Twitter is in the middle of a shakeup that could fundamentally alter the way the platform functions, as the company grapples with torrents of bots and trolls that cascade from politically-charged posts.
Multiple recent reports have floated the idea that Twitter will drastically change. It recently showed reporters that it had been testing out adding status indicators like AOL Instant Messenger, and building question-and-answer forms into profile pages.
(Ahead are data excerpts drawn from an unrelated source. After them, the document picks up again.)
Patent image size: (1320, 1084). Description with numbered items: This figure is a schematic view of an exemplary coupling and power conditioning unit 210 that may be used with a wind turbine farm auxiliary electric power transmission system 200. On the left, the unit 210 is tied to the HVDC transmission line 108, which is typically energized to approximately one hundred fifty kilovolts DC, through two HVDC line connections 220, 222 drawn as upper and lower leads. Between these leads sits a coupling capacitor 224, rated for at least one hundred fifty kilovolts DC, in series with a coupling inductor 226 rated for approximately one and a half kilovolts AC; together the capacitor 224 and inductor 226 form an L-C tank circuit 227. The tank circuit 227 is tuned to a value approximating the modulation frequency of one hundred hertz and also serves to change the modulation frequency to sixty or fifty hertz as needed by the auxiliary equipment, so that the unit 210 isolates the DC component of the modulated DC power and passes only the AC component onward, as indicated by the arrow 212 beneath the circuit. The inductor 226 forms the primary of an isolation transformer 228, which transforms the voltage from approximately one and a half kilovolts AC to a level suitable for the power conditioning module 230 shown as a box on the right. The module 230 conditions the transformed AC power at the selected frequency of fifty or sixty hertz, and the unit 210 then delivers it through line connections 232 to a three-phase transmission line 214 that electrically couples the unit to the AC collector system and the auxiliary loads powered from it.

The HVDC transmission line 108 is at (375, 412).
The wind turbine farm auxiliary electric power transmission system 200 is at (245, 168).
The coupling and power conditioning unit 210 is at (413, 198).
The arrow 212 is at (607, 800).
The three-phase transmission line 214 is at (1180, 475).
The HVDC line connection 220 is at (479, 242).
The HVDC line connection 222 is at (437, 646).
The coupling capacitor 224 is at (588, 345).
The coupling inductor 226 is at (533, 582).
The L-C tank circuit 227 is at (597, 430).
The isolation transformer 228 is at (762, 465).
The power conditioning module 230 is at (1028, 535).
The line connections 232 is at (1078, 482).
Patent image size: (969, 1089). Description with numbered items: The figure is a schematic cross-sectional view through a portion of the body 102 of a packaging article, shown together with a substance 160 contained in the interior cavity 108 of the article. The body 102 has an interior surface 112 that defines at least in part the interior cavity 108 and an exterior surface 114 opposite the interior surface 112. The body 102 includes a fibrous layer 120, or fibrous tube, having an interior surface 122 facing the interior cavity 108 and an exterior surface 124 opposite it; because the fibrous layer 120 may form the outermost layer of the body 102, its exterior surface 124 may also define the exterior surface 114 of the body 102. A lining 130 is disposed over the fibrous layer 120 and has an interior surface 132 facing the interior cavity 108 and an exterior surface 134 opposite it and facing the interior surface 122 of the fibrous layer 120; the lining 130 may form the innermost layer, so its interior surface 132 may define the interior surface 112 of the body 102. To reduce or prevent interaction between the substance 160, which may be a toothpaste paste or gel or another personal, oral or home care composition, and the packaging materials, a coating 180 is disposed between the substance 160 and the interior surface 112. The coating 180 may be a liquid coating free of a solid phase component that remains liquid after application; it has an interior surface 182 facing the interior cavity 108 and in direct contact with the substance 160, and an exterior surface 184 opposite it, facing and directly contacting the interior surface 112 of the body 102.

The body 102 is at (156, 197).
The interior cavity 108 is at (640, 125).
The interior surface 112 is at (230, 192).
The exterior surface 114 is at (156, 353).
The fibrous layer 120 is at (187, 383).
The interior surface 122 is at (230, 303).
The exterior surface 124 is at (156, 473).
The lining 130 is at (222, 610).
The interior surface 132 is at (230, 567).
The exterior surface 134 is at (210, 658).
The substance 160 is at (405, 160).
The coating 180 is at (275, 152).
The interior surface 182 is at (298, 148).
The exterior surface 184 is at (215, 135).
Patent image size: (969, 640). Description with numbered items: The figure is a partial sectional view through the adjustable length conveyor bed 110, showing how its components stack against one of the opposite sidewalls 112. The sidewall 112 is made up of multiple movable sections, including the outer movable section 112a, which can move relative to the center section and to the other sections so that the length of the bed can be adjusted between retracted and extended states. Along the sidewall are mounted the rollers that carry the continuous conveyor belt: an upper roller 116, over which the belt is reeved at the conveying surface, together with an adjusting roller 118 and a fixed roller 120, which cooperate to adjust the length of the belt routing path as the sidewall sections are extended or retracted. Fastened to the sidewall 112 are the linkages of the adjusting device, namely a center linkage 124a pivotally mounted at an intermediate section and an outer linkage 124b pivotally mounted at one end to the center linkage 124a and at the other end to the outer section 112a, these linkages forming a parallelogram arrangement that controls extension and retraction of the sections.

But at a meet-up with Twitter users in San Francisco last week, CEO Jack Dorsey said that he didn’t like the heart-shaped like button, and the platform would be nixing the feature, The Telegraph reported Oct. 29.
An earlier report from the Washington Post suggested that Twitter had been thinking about ways to redesign the like button, although not getting rid of it entirely.
Twitter wasn’t immediately available to comment on The Telegraph’s report, but it did tweet:
As we've been saying for a while, we are rethinking everything about the service to ensure we are incentivizing healthy conversation, that includes the like button. We are in the early stages of the work and have no plans to share right now. https://t.co/k5uPe5j4CW
— Twitter Comms (@TwitterComms) October 29, 2018
The talk of these changes comes at a time where Twitter is rethinking how its platform lends credibility and influence to different people online. It recently removed the number of retweets a tweet gets when they’re posted outside of the platform, such as in a news story, replacing it with the number of “people are talking about this.” Dorsey has spoken often about how echo chambers form on his platform, insulating users from realistic depictions of political opponents while reinforcing their own beliefs.
“The most important thing that we can do is we look at the incentives that we’re building into our product,” Dorsey recently told the Washington Post. “Because they do express a point of view of what we want people to do—and I don’t think they are correct anymore.”